El Instituto Tecnológico del Plástico, AIMPLAS, ha celebrado este miércoles la primera jornada del IX Seminario Internacional de Biopolímeros y Composites Sostenibles. Este encuentro ha servido para abordar el nuevo marco regulatorio de los biopolímeros, presentar las innovaciones en materiales biodegradables y analizar el papel estratégico de los bioplásticos.
Para conseguir la transición hacia una economía circular, alineada con las nuevas exigencias regulatorias europeas, los biopolímeros se antojan necesarios. Por ello AIMPLAS, y empresas internacionales del sector, se han reunido en Valencia para dar a conocer los descubrimientos y pasos adelante que está dando esta industria. Un sector que marca un futuro más sostenible que, cada vez más, comienza a ser una realidad.
Demostraciones durante el evento
En el marco del Seminario, se han dado a conocer varias demostraciones tecnológicas de las innovaciones, con aplicaciones reales en agricultura y economía circular que prometen gran crecimiento. Aunque hoy representan el 0,5 % del mercado mundial, los bioplásticos prevén duplicar su capacidad global entre 2025 y 2030, con Europa pasando de 330.000 a 800.000 toneladas anuales.
Por parte de AIMPLAS destaca su innovadora “agua sólida”. Esta es una solución biodegradable compuesta en más de un 90 % por agua, siendo capaz de retenerla y liberarla de forma progresiva en el suelo. “Esta tecnología permite reducir la frecuencia de riego y evitar el estrés hídrico en los cultivos”, han explicado desde el Instituto Tecnológico.
En cuanto a otras de las innovaciones destacadas, también se han exhibido hidrogeles desarrollados a partir de algas, los cuales mejoran el rendimiento de los cultivos. Además se han presentado unos recubrimientos biodegradables para fertilizantes, diseñados para optimizar la liberación de nutrientes y minimizar el impacto ambiental en el suelo. Todas estas innovaciones nacidas de las mentes de los especialistas más destacados de todo el mundo.
Innovación agrícola y valorización de residuos
Más allá del agua sólida, AIMPLAS ha mostrado un “barril-bodeguita”. Este nuevo proyecto está fabricado a partir de subproductos agrícolas de olivares y viñedos. “Valorizar residuos para formular nuevos compuestos procesables con tecnologías convencionales y con prestaciones comparables a materiales tradicionales”, ha sido el objetivo que ha marcado el centro valenciano. El conjunto de soluciones presentadas refleja la apuesta por una agricultura más sostenible. “Que los materiales no solo cumplan su función técnica durante su uso, sino que garantice su biodegradación y reciclabilidad sin dejar residuos en el suelo”, ha dicho AIMPLAS en un comunicado.
El programa continuará con nuevas perspectivas técnicas y aplicaciones en campo. Según anuncian desde el Seminario, las próximas sesiones contarán con: intervenciones sobre la evaluación práctica de la compostabilidad, los avances recientes en certificación para mercados internacionales, y específicos, y el análisis de las políticas clave en España en materia de bioplásticos. También se presentarán desarrollos vinculados a nuevas materias primas como las algas, avances en PLA, iniciativas orientadas a superar limitaciones de los bioplásticos, casos de reciclaje microbiano y bioeconomía circular.

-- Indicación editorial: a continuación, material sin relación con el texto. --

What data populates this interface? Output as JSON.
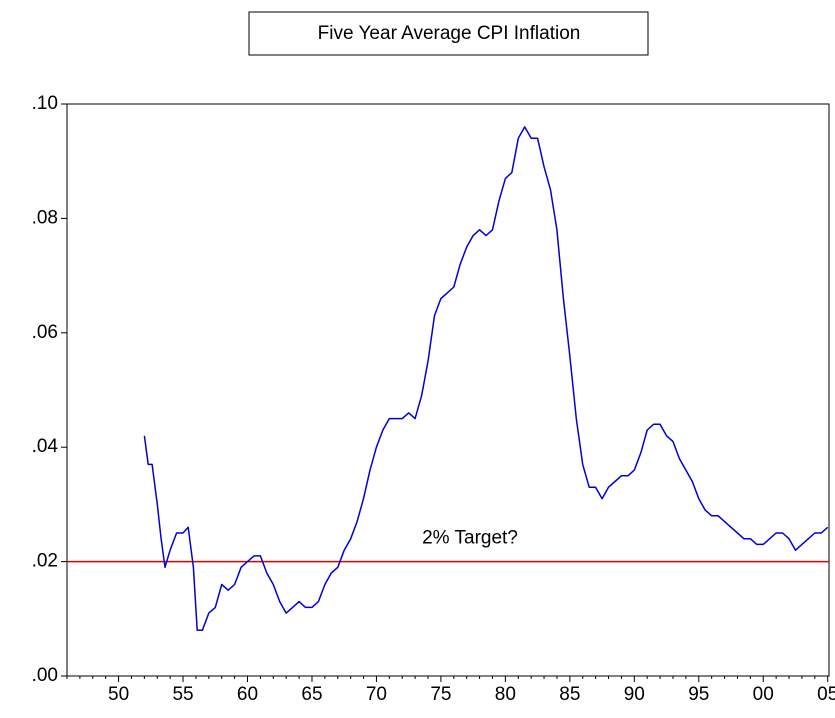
{
  "chart_data": {
    "type": "line",
    "title": "Five Year Average CPI Inflation",
    "annotation": "2% Target?",
    "reference_line": {
      "value": 0.02,
      "color": "#e00000"
    },
    "x": [
      1952.0,
      1952.3,
      1952.6,
      1953.0,
      1953.3,
      1953.6,
      1954.0,
      1954.5,
      1955.0,
      1955.4,
      1955.8,
      1956.1,
      1956.5,
      1957.0,
      1957.5,
      1958.0,
      1958.5,
      1959.0,
      1959.5,
      1960.0,
      1960.5,
      1961.0,
      1961.5,
      1962.0,
      1962.5,
      1963.0,
      1963.5,
      1964.0,
      1964.5,
      1965.0,
      1965.5,
      1966.0,
      1966.5,
      1967.0,
      1967.5,
      1968.0,
      1968.5,
      1969.0,
      1969.5,
      1970.0,
      1970.5,
      1971.0,
      1971.5,
      1972.0,
      1972.5,
      1973.0,
      1973.5,
      1974.0,
      1974.5,
      1975.0,
      1975.5,
      1976.0,
      1976.5,
      1977.0,
      1977.5,
      1978.0,
      1978.5,
      1979.0,
      1979.5,
      1980.0,
      1980.5,
      1981.0,
      1981.5,
      1982.0,
      1982.5,
      1983.0,
      1983.5,
      1984.0,
      1984.5,
      1985.0,
      1985.5,
      1986.0,
      1986.5,
      1987.0,
      1987.5,
      1988.0,
      1988.5,
      1989.0,
      1989.5,
      1990.0,
      1990.5,
      1991.0,
      1991.5,
      1992.0,
      1992.5,
      1993.0,
      1993.5,
      1994.0,
      1994.5,
      1995.0,
      1995.5,
      1996.0,
      1996.5,
      1997.0,
      1997.5,
      1998.0,
      1998.5,
      1999.0,
      1999.5,
      2000.0,
      2000.5,
      2001.0,
      2001.5,
      2002.0,
      2002.5,
      2003.0,
      2003.5,
      2004.0,
      2004.5,
      2005.0
    ],
    "series": [
      {
        "name": "CPI inflation",
        "color": "#0000dd",
        "values": [
          0.042,
          0.037,
          0.037,
          0.03,
          0.024,
          0.019,
          0.022,
          0.025,
          0.025,
          0.026,
          0.019,
          0.008,
          0.008,
          0.011,
          0.012,
          0.016,
          0.015,
          0.016,
          0.019,
          0.02,
          0.021,
          0.021,
          0.018,
          0.016,
          0.013,
          0.011,
          0.012,
          0.013,
          0.012,
          0.012,
          0.013,
          0.016,
          0.018,
          0.019,
          0.022,
          0.024,
          0.027,
          0.031,
          0.036,
          0.04,
          0.043,
          0.045,
          0.045,
          0.045,
          0.046,
          0.045,
          0.049,
          0.055,
          0.063,
          0.066,
          0.067,
          0.068,
          0.072,
          0.075,
          0.077,
          0.078,
          0.077,
          0.078,
          0.083,
          0.087,
          0.088,
          0.094,
          0.096,
          0.094,
          0.094,
          0.089,
          0.085,
          0.078,
          0.066,
          0.056,
          0.045,
          0.037,
          0.033,
          0.033,
          0.031,
          0.033,
          0.034,
          0.035,
          0.035,
          0.036,
          0.039,
          0.043,
          0.044,
          0.044,
          0.042,
          0.041,
          0.038,
          0.036,
          0.034,
          0.031,
          0.029,
          0.028,
          0.028,
          0.027,
          0.026,
          0.025,
          0.024,
          0.024,
          0.023,
          0.023,
          0.024,
          0.025,
          0.025,
          0.024,
          0.022,
          0.023,
          0.024,
          0.025,
          0.025,
          0.026
        ]
      }
    ],
    "xlim": [
      1946,
      2005.1
    ],
    "ylim": [
      0,
      0.1
    ],
    "xticks": [
      {
        "value": 1950,
        "label": "50"
      },
      {
        "value": 1955,
        "label": "55"
      },
      {
        "value": 1960,
        "label": "60"
      },
      {
        "value": 1965,
        "label": "65"
      },
      {
        "value": 1970,
        "label": "70"
      },
      {
        "value": 1975,
        "label": "75"
      },
      {
        "value": 1980,
        "label": "80"
      },
      {
        "value": 1985,
        "label": "85"
      },
      {
        "value": 1990,
        "label": "90"
      },
      {
        "value": 1995,
        "label": "95"
      },
      {
        "value": 2000,
        "label": "00"
      },
      {
        "value": 2005,
        "label": "05"
      }
    ],
    "yticks": [
      {
        "value": 0,
        "label": ".00"
      },
      {
        "value": 0.02,
        "label": ".02"
      },
      {
        "value": 0.04,
        "label": ".04"
      },
      {
        "value": 0.06,
        "label": ".06"
      },
      {
        "value": 0.08,
        "label": ".08"
      },
      {
        "value": 0.1,
        "label": ".10"
      }
    ]
  }
}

Finalmente, la jornada de mañana se centrará en los biopolímeros en ambientes abiertos y en su aplicación en agricultura. Se abordarán películas acolchadas biodegradables durante su uso y postcosecha, el potencial de los productos de plasticultura biodegradables en la economía circular, la distinción entre microplásticos persistentes y materiales certificados biodegradables en suelo, y nuevos desarrollos y estudios de caso en biopolímeros aplicados al sector agrícola.